VLC Developer Raises $5M to Connect Robots

VLC Media Player lead developer Jean-Baptiste Kempf raised $5 million for Kyber, a Paris-based startup building an open-source SDK for controlling remote machines in real time, per TechCrunch and The Next Web. The round was led by Lightspeed Venture Partners, with OVNI Capital and Kima Ventures also participating. Kyber synchronizes video, audio, sensor data, and control inputs at minimal latency - the company demonstrated 8 milliseconds glass-to-glass at the Mile High Video conference in February 2025. Kempf told TechCrunch the platform targets 'all the use cases where the person who's operating is not in the same place as the compute, which is not in the same place as the action.' The startup is already in commercial deployment with customers in defence, telco, robotics, and AI. Kempf frames scale as the central problem: the largest remote driving fleets today manage around 2,000 to 3,000 vehicles, but anticipated million-vehicle robot fleets require a different infrastructure layer entirely. Kyber's core SDK is open source; the company sells enterprise licenses and deploys forward-deployed engineers for custom integrations.
What happened
VLC Media Player lead developer Jean-Baptiste Kempf raised $5 million for Kyber, a Paris-based startup building an open-source SDK for remote device control, per TechCrunch and The Next Web. The round was led by Lightspeed Venture Partners - which has also invested in Anthropic and Mistral AI - with OVNI Capital and Kima Ventures participating. Kempf previously served as CTO at Shadow, the cloud gaming startup, and built Kyber as a side project there before spinning it out. Lightspeed wrote in its announcement: "Physical AI is only as good as the underlying systems running it."
The technology
Kyber's core product is an SDK that synchronizes video, audio, sensor data, and control inputs with minimal latency. The company demonstrated 8 milliseconds glass-to-glass latency at the Mile High Video conference in February 2025 - glass-to-glass measuring the full path from camera capture through encode, transmit, decode, and display. The SDK is built on top of FFmpeg and VLC, open-source projects Kempf has contributed to for over two decades. Kempf told TechCrunch the platform is designed for "all the use cases where the person who's operating is not in the same place as the compute, which is not in the same place as the action" - covering robotics, drones, remote vehicles, cloud rendering, and remote IT access.
Scale as the central challenge
Kempf frames the key problem as what happens when remote fleets grow from thousands to millions. "The largest fleets today have maybe 2,000 or 3,000 vehicles. Imagine you need to manage millions of them; that's not the same thing," he told TechCrunch. That jump in scale compounds the observability challenge: knowing that systems across a fleet are actually working will matter even more when AI agents - not human operators - manage entire fleets.

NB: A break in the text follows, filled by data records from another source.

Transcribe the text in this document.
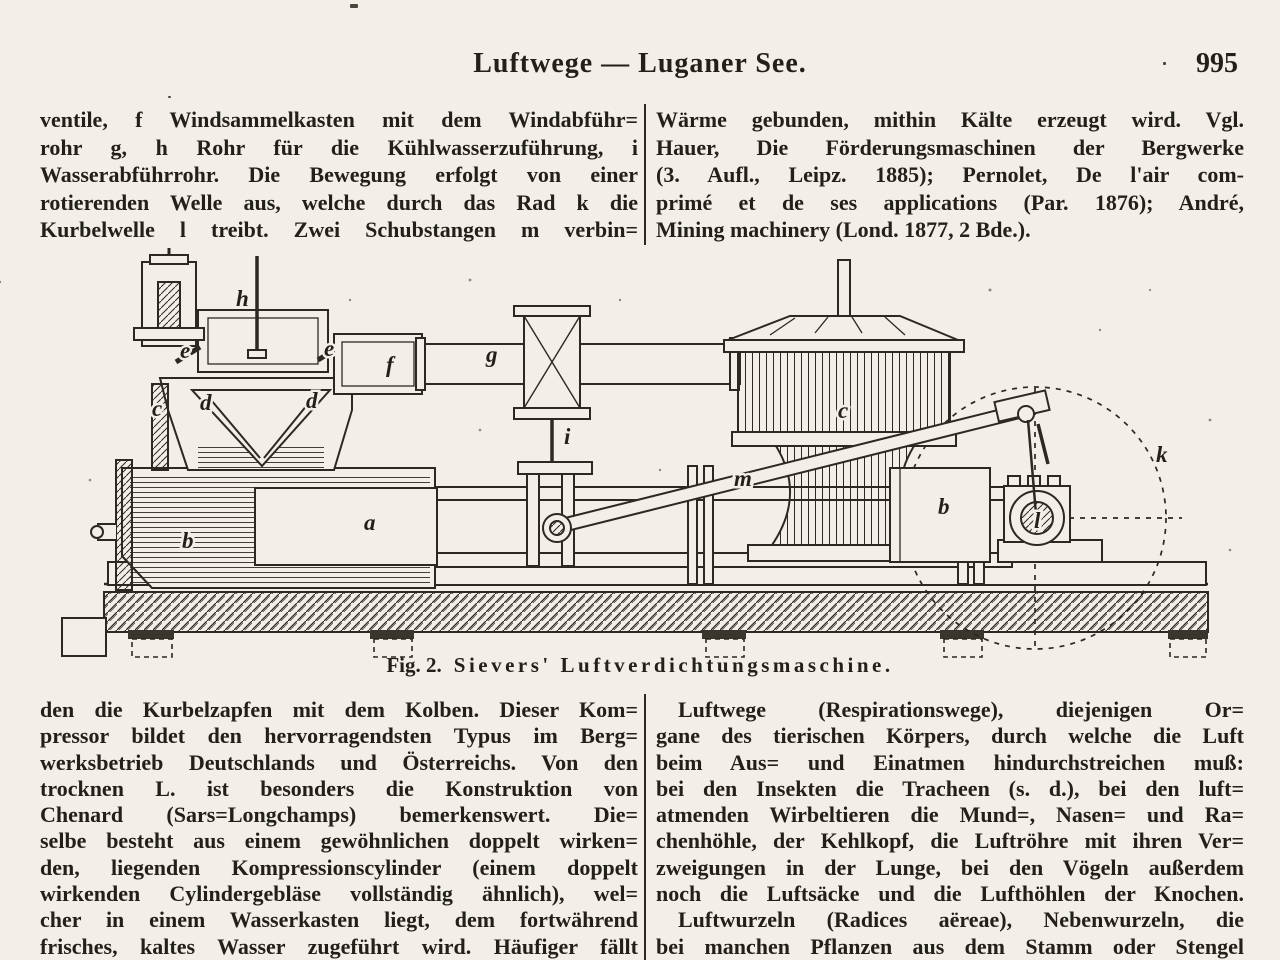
Luftwege — Luganer See.	995
ventile, f Windsammelkasten mit dem Windabführ=
rohr g, h Rohr für die Kühlwasserzuführung, i
Wasserabführrohr. Die Bewegung erfolgt von einer
rotierenden Welle aus, welche durch das Rad k die
Kurbelwelle l treibt. Zwei Schubstangen m verbin=
Wärme gebunden, mithin Kälte erzeugt wird. Vgl.
Hauer, Die Förderungsmaschinen der Bergwerke
(3. Aufl., Leipz. 1885); Pernolet, De l'air com-
primé et de ses applications (Par. 1876); André,
Mining machinery (Lond. 1877, 2 Bde.).
h
e	e
f	g
c d	d
i
c
a
b
m
b
l
k
Fig. 2. Sievers' Luftverdichtungsmaschine.
den die Kurbelzapfen mit dem Kolben. Dieser Kom=
pressor bildet den hervorragendsten Typus im Berg=
werksbetrieb Deutschlands und Österreichs. Von den
trocknen L. ist besonders die Konstruktion von
Chenard (Sars=Longchamps) bemerkenswert. Die=
selbe besteht aus einem gewöhnlichen doppelt wirken=
den, liegenden Kompressionscylinder (einem doppelt
wirkenden Cylindergebläse vollständig ähnlich), wel=
cher in einem Wasserkasten liegt, dem fortwährend
frisches, kaltes Wasser zugeführt wird. Häufiger fällt
Luftwege (Respirationswege), diejenigen Or=
gane des tierischen Körpers, durch welche die Luft
beim Aus= und Einatmen hindurchstreichen muß:
bei den Insekten die Tracheen (s. d.), bei den luft=
atmenden Wirbeltieren die Mund=, Nasen= und Ra=
chenhöhle, der Kehlkopf, die Luftröhre mit ihren Ver=
zweigungen in der Lunge, bei den Vögeln außerdem
noch die Luftsäcke und die Lufthöhlen der Knochen.
Luftwurzeln (Radices aëreae), Nebenwurzeln, die
bei manchen Pflanzen aus dem Stamm oder Stengel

Kyber's SDK includes observability primitives alongside control and streaming for this reason.
Business model and traction
Kyber's core SDK is freely available under a dual licence. The company sells a productized enterprise version and, like Palantir, deploys forward-deployed engineers for custom integrations - a model that makes up a significant portion of its 25-person team. The company is already in commercial deployment in defence, telco, robotics, and AI. In the remote IT segment, Kempf positions Kyber as a potential challenger to Citrix, pointing to a large addressable market independent of the robotics opportunity. Kyber is headquartered in Paris, with offices in San Francisco and Singapore.
Why it matters for practitioners
Global investment in robotics and physical AI reached $27.6 billion in 2025, more than double the prior year, per The Next Web. Most of those deployments will need a control and observability layer. Kyber's bet is that infrastructure built on battle-tested open-source video tooling - the same stack behind 6 billion VLC downloads - can serve as the nervous system beneath physical AI at scale.
Scoring Rationale
A $5M seed from the VLC creator with TechCrunch and TNW coverage is solid funding news for robotics and physical AI practitioners. The open-source infrastructure angle and founder profile are notable, but the raise is seed-stage and the million-robot thesis is forward-looking rather than proven, placing this comfortably in the solid range.